Although Internet-based services has taken over many aspects of business, Microsoft Office continues to be the primary experience for hundreds of millions of computer users around the world. And Office 2016 is about to help those people be staggeringly more productive.
A good place to begin is on the official Microsoft Office blog, which states:
How people work has changed dramatically. But one constant is that everyone wants to get more out of every moment of their life — after all, our time is the scarcest commodity. That’s why Microsoft has set a bold ambition to reinvent productivity and business process in this mobile-first, cloud-first world.
What are the big features of Office 2016? There are a ton, but here are a few highlights:
Real-time co-authoring – Although the idea of collaborative document editing has been around for a ridiculously long time, it’s not the way most people create content. We are used to making a spreadsheet, a document, or a slideshow on our own computer, and emailing it to others for their feedback. This creates an enormous mess of revisions, of overlapping edits, and general inefficiency.

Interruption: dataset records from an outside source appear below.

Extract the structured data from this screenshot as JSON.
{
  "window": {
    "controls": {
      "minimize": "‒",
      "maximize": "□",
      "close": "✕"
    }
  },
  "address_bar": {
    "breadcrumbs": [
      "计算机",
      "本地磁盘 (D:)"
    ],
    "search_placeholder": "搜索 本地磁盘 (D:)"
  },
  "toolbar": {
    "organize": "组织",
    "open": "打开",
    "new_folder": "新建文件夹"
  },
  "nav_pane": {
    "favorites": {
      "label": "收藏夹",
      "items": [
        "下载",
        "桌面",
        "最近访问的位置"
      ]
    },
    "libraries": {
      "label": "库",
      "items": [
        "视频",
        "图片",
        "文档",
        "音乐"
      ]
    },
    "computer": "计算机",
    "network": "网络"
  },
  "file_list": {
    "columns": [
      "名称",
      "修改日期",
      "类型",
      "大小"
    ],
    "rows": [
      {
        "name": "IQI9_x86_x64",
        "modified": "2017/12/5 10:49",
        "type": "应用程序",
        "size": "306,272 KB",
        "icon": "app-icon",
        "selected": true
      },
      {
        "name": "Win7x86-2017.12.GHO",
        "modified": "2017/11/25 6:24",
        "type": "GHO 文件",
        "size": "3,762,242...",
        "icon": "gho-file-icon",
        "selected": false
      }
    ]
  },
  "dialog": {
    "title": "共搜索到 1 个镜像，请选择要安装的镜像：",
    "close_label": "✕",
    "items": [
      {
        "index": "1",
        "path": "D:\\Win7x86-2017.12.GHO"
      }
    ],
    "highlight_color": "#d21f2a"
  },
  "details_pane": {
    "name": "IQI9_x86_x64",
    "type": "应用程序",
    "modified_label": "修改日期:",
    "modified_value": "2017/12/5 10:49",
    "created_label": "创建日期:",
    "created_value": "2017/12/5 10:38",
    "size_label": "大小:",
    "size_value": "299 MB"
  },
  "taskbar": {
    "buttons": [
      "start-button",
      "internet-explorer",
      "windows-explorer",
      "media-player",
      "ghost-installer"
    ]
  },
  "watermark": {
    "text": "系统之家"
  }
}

In Office 2016, Microsoft is putting real-time document editing at the forefront. And part of this emphasis on collaboration is Skype for Business, which will allow users to screenshare, video conference, and talk to eachother in real-time inside the applications. While you can do all of these things now through other tools, integrating the service together will hopefully catch on with customers.
The Office 365 Planner is another new feature that takes existing concepts and combines them to create a more streamlined experience. You could have been doing team and project scheduling with tools like Asana, Basecamp, Podio, or Huddle. But again, Microsoft is likely betting that the integration will bring people over to them.
And what happens if you can’t find any of the zillion features built into Office 2016? Tell Me is available to help you find whatever it is you want to do.
Should You Upgrade to Office 2016?
My advice is that before you upgrade to new versions of software, ensure that you’re really using the software you currently have to it’s full potential. If that’s Microsoft Office, look around for an online quiz to see what you know and don’t know. Or, watch some videos on advanced features of the product.
Also, keep in mind that your biggest productivity barriers might not be software, but hardware. Are you waiting on your computer or is it waiting on you? Do you have a large enough display screen—or better yet, multiple displays? Typically, new versions of software will run slower than current applications. You may do better to upgrade your computer first and your software second.
Lastly, are you considering the competition? Most people barely use the features of tools like Microsoft Office. If you’re just typing documents and don’t need much in the way of layout, or creating spreadsheets that don’t need some of the more advanced visual features of Excel, you should consider switching to Google Docs. And even if you do want a computer-based program, there are other alternatives to Microsoft Office that are often less expensive.
Knowing Your Goals
Computers are supposed to help us get more done. New ways to use them can help, but usually the biggest problem is that users don’t understand what these machines were meant to do. The best investment in your technology is often not technology, but training. The most efficient people aren’t necessarily those with the best tools, but those best at using whatever tools they have.
Whatever you decide to do, it’s worth taking a look at Microsoft Office 2016. And, it’s always worth your time to spend a few minutes reviewing the options that are available to you. The most competitive organizations are those willing to consider what’s out there before making a decision. It’s those corporations (and individuals) that refuse to think about their options that face the greatest risk of becoming obsolete.